トランザクション内でマイグレーションを実行する
transactional属性に"true"を指定すると、マイグレーションの処理がトランザクション内で実行されます。 マイグレーションに失敗した場合は、ロールバックにより変更が元に戻ります(ただし、RDBMSがトランザクション内でのDDL実行をサポートしていなければいけません)。
<migrate classpathDir="build/classes" rootPackageName="examples" transactional="true" classpathRef="classpath" />
環境名つきバージョンディレクトリ以下のファイルを優先する
applyEnvToVersion属性に"true"を指定すると、環境名つきバージョンディレクトリ以下に同名の相対パスで表されるファイルがあれば、そちらが優先されるようになります。 設定例は次の通りです。
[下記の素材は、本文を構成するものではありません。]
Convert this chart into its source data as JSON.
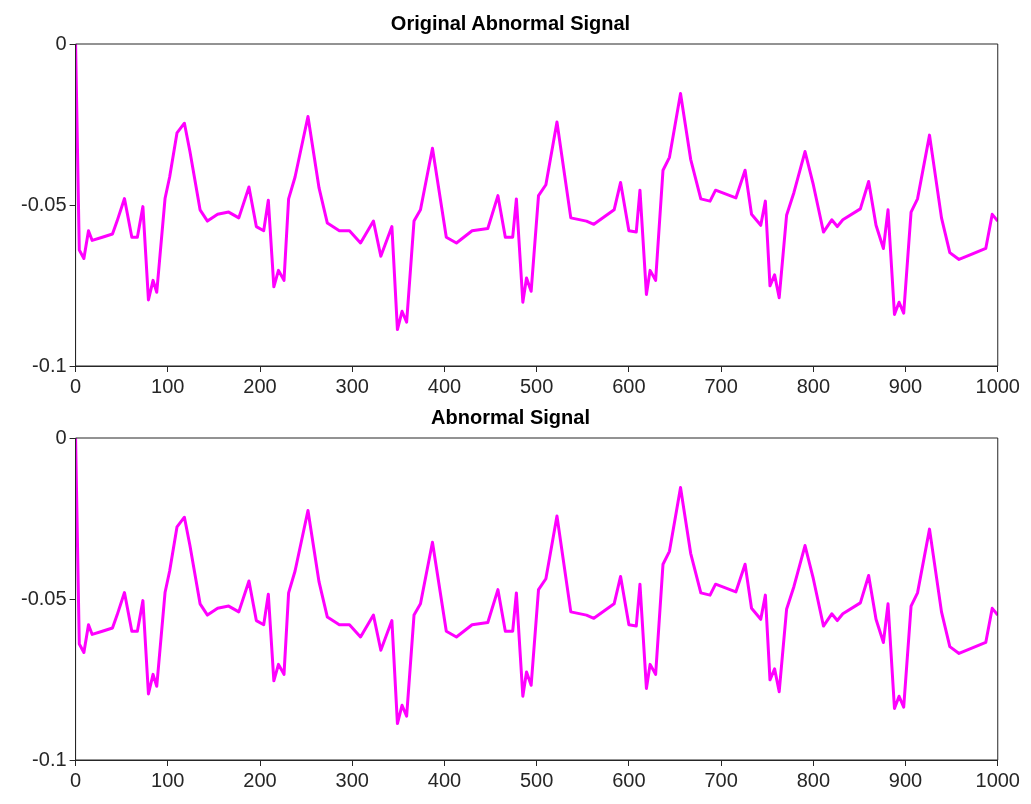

<migrate classpathDir="build/classes" rootPackageName="examples" applyEnvToVersion="true" env="ut" classpathRef="classpath" />
環境名つきバージョンディレクトリとは、バージョン名と環境名を#で連結したディレクトリのことです。 次の図で言えば、0001#utがバージョンディレクトリになります。
db └─migrate ├─0001 │ └─create │ ├─010-table │ │ ├─employee.sql │ │ └─address.sql │ │ │ ├─040-dump │ │ ├─employee.csv │ │ └─address.csv │ │ │ └─050-foreignkey │ └─0001#ut └─create ├─010-table │ └─employee.sql │ └─040-dump └─employee.csv
この例では、employee.sqlやemployee.csvについては0001#utディレクトリ以下のものが使用され、 0001ディレクトリ以下にあるemployee.sqlやemployee.csvは参照されません。 address.sqlやaddress.csvについては通常のバージョンディレクトリ以下にあるものが使用されます。
環境名つきバージョンディレクトリ以下のダンプデータは、Dump-Dataタスク により作成できます。